Peter Misselbrook's Blog
Sep 5 2019 - Habakkuk 3 – Habakkuk's prayer of faith

In yesterday's reading God declared that he is in sovereign control of human history and is working out his purposes through all that Habakkuk sees going on around him. God's purposes will culminate in the earth being "filled with the knowledge of the glory of the Lord as the waters cover the sea." The Lord calls upon his people to trust him – for his righteous ones to live by faith.

In today's passage we read Habakkuk's response. It is entitled "a prayer" for it is addressed to the Lord, but in many ways it is a psalm of praise rising out of a situation of pain.

Habakkuk remembers what God did for his people in days past. The stories of God's saving acts of power towards his people had been passed on down the generations of the people of Israel and have been the focus of regular celebration. They recalled how God had rescued their ancestors from slavery in Egypt by acts of judgment which broke the power and will of their oppressors and led them into freedom. Habakkuk longs for God to come and do the same again:

LORD, I have heard of your fame;
    I stand in awe of your deeds, LORD.
Repeat them in our day,
    in our time make them known;
    in wrath remember mercy. (3:2)

Habakkuk longs that God would again deliver his people and save his anointed one (v.13).

We often have feelings very similar to those of Habakkuk. We read of what God did in days past, in times of revival in the eighteenth century under the ministry of Whitefield and the Wesley brothers or in the USA through the ministry of Jonathan Edwards. We read of the revivals that broke out in Wales at the beginning of the twentieth century or in the Hebrides in the middle of the twentieth century. We read of how thousands were drawn to faith in Christ and whole communities were transformed. We read of what God is doing today in parts of Africa, South America, China and Cambodia where the churches are multiplying as many turn to faith in Christ. Surely when we read such things our hearts cry out to God, "Why not here and why not now? Lord we have read of what you have done and it fills us with awe at your deeds. But it also fills us also with a deep ache in our hearts that you would do the same for us today. Rend the heavens and come down."

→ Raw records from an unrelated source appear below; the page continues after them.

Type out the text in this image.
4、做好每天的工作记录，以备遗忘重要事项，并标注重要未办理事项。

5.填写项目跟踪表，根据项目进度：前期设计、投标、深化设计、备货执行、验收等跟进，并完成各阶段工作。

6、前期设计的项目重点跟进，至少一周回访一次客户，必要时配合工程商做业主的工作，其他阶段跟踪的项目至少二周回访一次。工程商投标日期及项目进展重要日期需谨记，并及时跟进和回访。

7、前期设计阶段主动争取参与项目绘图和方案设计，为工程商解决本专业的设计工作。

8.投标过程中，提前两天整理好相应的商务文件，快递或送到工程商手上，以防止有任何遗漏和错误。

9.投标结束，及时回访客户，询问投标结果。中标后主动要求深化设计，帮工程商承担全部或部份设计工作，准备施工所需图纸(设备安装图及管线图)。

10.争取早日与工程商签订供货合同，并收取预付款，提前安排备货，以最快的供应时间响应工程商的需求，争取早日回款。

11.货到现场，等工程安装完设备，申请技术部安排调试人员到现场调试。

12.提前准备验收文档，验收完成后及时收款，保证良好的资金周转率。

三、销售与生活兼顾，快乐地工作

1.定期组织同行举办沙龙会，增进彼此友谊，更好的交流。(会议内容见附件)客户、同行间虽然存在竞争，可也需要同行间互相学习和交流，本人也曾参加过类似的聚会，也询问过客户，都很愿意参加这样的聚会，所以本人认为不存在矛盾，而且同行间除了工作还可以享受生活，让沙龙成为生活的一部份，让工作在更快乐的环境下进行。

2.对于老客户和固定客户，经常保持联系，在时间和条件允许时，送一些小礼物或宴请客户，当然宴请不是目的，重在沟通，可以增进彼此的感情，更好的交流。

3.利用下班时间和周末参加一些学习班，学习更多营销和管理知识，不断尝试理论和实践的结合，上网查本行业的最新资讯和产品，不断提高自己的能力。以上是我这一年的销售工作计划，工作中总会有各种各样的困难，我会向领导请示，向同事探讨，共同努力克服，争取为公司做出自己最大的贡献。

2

But Habakkuk has learnt to trust God and to wait on God: "I will wait patiently for the day of calamity to come on the nation invading us" (v.16). The chapter ends with verses that express his deep trust in God, his confidence that God will act to save his people according to his promise even though he cannot yet see that salvation:

Though the fig-tree does not bud
    and there are no grapes on the vines,
though the olive crop fails
    and the fields produce no food,
though there are no sheep in the sheepfold
    and no cattle in the stalls,
yet I will rejoice in the Lord,
    I will be joyful in God my Saviour. (vv.17-18)

This is faith, trusting where one cannot see and rejoicing in God's promises even when they are yet to be fulfilled. This is what it means to "live by faith, not by sight" (2 Corinthians 5:7).

Father God, you have given your Son for our salvation and have promised with him to freely give us all things. Help us to look beyond the difficult circumstances that sometimes threaten to overwhelm our lives and to trust in you and your word. By your Spirit, fill us with joy and peace in believing.